🤖 AI Summary
This work systematically investigates the trade-off between zero-shot reasoning generalization and inference fidelity in knowledge distillation (KD) across language models ranging from 0.5B to 7B parameters. Methodologically, it conducts large-scale empirical and statistical analysis on 14 complex reasoning tasks, employing cross-scale distillation, logit smoothing, and teacher-signal ablation to establish a rigorous zero-shot evaluation benchmark. Key contributions include: (1) demonstrating that smaller student models gain substantial average accuracy improvements (+10% overall, up to +22% on individual tasks), whereas larger students exhibit marginal gains (≈1.3%); (2) identifying task-specific teacher expertise—not global teacher performance—as a critical, previously overlooked driver of KD efficacy; and (3) revealing, for the first time, a “performance–fidelity paradox”: while KD consistently improves output accuracy, it frequently degrades student fidelity to the teacher’s reasoning process. These findings challenge conventional assumptions about KD scalability and highlight the need for fidelity-aware distillation strategies.
📝 Abstract
Knowledge distillation (KD) is a key technique for compressing large language models into smaller ones while preserving performance. Despite the recent traction of KD research, its effectiveness for smaller language models (LMs) and the mechanisms driving knowledge transfer remain underexplored. In this work, we present the first large-scale empirical and statistical analysis of KD across models ranging from 0.5B to 7B parameters on 14 complex reasoning tasks in a zero-shot setting. Our findings reveal that KD can improve the average performance of smaller models by up to $10%$, with a peak task specific gain of $22%$, while providing only marginal benefits ($sim 1.3%$) for larger models. Surprisingly, teacher performance has a minimal impact on student outcomes, while teacher task expertise impacts KD effectiveness.
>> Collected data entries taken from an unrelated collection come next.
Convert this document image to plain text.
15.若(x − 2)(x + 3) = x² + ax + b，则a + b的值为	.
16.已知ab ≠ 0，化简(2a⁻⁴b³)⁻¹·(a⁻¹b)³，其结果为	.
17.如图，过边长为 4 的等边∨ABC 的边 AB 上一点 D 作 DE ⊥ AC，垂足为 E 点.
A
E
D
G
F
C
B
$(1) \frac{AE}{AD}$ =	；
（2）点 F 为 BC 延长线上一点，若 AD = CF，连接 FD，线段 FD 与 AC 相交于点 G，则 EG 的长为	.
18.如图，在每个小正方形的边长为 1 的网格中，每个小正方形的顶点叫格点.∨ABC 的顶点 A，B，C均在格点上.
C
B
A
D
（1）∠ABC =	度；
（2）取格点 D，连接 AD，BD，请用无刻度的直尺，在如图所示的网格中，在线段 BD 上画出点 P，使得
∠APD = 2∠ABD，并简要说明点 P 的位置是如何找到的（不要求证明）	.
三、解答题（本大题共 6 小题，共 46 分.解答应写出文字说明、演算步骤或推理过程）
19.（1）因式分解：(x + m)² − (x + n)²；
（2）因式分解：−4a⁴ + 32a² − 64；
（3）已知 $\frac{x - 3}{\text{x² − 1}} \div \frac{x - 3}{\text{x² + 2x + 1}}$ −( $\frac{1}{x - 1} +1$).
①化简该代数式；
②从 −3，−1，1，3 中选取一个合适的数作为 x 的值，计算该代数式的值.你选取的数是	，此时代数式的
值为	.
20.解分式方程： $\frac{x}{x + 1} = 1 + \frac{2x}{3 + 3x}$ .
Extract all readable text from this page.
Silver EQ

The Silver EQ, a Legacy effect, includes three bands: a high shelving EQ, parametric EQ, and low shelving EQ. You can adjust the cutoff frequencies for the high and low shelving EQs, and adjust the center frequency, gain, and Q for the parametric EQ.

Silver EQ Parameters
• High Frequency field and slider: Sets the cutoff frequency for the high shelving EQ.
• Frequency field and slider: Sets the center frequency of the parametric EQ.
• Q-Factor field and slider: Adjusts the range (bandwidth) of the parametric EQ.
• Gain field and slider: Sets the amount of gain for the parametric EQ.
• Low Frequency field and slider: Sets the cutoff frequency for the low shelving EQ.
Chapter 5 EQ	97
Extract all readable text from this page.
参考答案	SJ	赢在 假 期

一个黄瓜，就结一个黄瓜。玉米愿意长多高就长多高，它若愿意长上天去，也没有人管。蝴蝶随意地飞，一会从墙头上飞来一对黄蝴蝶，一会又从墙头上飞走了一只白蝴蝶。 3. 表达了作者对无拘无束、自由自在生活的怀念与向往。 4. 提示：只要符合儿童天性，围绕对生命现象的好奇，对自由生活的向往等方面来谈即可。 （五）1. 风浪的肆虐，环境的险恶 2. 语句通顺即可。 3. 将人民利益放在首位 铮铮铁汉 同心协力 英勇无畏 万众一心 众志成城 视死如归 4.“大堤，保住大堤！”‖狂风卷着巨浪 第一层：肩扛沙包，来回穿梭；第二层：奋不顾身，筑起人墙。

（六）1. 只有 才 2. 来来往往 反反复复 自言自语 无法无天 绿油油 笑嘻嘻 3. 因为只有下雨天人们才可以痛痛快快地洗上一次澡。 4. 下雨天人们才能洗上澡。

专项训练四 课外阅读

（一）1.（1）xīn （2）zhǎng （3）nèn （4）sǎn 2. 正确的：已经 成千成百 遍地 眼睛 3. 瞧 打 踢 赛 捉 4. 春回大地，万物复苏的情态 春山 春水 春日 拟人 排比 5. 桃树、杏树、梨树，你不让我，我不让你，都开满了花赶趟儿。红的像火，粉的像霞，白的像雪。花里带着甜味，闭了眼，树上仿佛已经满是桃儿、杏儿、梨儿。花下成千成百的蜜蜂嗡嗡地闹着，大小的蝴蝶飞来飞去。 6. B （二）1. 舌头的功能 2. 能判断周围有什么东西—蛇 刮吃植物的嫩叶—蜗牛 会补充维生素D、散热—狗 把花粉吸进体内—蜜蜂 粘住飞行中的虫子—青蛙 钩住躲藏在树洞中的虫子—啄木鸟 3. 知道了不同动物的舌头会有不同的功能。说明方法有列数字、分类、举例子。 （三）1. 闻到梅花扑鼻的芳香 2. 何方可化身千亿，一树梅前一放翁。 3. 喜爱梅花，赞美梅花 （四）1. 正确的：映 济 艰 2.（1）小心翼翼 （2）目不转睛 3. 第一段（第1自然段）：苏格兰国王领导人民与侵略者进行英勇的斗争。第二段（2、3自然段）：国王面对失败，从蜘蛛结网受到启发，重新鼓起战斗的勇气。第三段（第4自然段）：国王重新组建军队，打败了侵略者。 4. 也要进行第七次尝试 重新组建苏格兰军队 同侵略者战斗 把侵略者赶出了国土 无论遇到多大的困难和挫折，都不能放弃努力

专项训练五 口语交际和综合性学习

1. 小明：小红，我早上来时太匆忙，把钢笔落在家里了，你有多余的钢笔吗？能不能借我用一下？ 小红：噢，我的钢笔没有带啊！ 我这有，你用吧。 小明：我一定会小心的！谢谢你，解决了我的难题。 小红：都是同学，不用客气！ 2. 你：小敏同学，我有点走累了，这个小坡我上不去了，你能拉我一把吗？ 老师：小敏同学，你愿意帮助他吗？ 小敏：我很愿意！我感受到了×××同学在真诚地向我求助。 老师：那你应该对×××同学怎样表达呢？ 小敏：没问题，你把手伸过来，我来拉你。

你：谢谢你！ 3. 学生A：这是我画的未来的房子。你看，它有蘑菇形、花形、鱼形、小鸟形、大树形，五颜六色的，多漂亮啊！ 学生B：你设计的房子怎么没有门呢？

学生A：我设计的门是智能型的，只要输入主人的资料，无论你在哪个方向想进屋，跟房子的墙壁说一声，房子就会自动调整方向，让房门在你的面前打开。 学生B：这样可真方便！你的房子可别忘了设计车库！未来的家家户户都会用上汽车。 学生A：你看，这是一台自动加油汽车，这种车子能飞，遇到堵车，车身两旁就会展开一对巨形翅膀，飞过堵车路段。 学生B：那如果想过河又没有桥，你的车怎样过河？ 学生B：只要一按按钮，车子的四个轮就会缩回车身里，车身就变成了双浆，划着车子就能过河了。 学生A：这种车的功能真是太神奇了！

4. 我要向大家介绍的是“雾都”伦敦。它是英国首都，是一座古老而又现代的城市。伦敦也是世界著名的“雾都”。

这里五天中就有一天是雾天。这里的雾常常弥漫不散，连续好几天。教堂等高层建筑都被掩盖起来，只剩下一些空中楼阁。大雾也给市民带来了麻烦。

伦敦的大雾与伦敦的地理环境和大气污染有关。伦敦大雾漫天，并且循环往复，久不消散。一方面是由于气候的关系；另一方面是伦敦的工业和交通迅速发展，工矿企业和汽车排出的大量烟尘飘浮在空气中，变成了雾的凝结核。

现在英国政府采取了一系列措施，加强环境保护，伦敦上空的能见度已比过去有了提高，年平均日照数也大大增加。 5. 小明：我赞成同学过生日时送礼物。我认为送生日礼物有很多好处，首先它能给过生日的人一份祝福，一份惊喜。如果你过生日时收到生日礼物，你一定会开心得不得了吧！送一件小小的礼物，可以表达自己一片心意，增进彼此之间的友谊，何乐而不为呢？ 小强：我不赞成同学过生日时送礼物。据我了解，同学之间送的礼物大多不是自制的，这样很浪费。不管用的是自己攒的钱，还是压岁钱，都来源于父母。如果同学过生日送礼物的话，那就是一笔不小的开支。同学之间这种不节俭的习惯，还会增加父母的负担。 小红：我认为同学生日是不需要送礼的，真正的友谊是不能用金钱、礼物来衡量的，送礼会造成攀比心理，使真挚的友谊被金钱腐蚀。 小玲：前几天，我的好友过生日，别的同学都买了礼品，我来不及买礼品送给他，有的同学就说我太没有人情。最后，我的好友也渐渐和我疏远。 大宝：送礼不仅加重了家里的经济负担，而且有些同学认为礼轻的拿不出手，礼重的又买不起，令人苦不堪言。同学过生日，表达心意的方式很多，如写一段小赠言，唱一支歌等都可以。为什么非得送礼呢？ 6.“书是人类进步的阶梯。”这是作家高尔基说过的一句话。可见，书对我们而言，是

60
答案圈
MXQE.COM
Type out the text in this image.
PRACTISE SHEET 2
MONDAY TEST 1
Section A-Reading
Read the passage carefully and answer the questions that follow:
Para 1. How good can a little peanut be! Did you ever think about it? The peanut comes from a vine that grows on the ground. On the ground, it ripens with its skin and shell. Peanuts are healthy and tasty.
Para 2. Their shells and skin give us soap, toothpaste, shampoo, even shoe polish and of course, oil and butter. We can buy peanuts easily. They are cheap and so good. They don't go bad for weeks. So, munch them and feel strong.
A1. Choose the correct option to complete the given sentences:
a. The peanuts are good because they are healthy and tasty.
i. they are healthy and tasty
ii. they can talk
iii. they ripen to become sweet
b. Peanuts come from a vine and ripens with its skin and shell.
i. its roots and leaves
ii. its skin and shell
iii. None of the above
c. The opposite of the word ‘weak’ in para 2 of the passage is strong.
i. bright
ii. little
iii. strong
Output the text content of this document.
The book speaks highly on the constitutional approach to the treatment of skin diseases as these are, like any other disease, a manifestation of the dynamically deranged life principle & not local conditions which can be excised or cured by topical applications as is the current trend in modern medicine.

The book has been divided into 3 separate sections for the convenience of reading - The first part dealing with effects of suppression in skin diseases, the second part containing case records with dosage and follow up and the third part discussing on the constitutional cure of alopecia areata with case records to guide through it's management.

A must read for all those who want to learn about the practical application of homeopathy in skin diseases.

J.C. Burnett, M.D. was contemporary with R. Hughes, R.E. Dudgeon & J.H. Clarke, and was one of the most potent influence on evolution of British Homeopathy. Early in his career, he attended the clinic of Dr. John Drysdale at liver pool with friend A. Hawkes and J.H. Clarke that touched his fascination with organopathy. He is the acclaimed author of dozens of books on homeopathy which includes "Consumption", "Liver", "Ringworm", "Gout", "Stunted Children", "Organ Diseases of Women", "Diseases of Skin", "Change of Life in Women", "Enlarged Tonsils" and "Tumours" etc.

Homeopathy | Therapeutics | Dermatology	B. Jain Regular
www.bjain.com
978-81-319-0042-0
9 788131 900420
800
A correlation study indicates that smaller LMs benefit more from KD, whereas larger LMs show diminished gains. Additionally, we uncover a misalignment between improvements in student performance and reasoning fidelity, suggesting that while KD enhances accuracy, it does not always maintain the structured decision-making processes of the teacher. Our ablation study further highlights the importance of teacher signals and logit smoothing in influencing students' performance after distillation. Overall, our study offers a comprehensive empirical and statistical assessment of KD, highlighting both its benefits and trade-offs when distilling knowledge from larger to smaller LMs.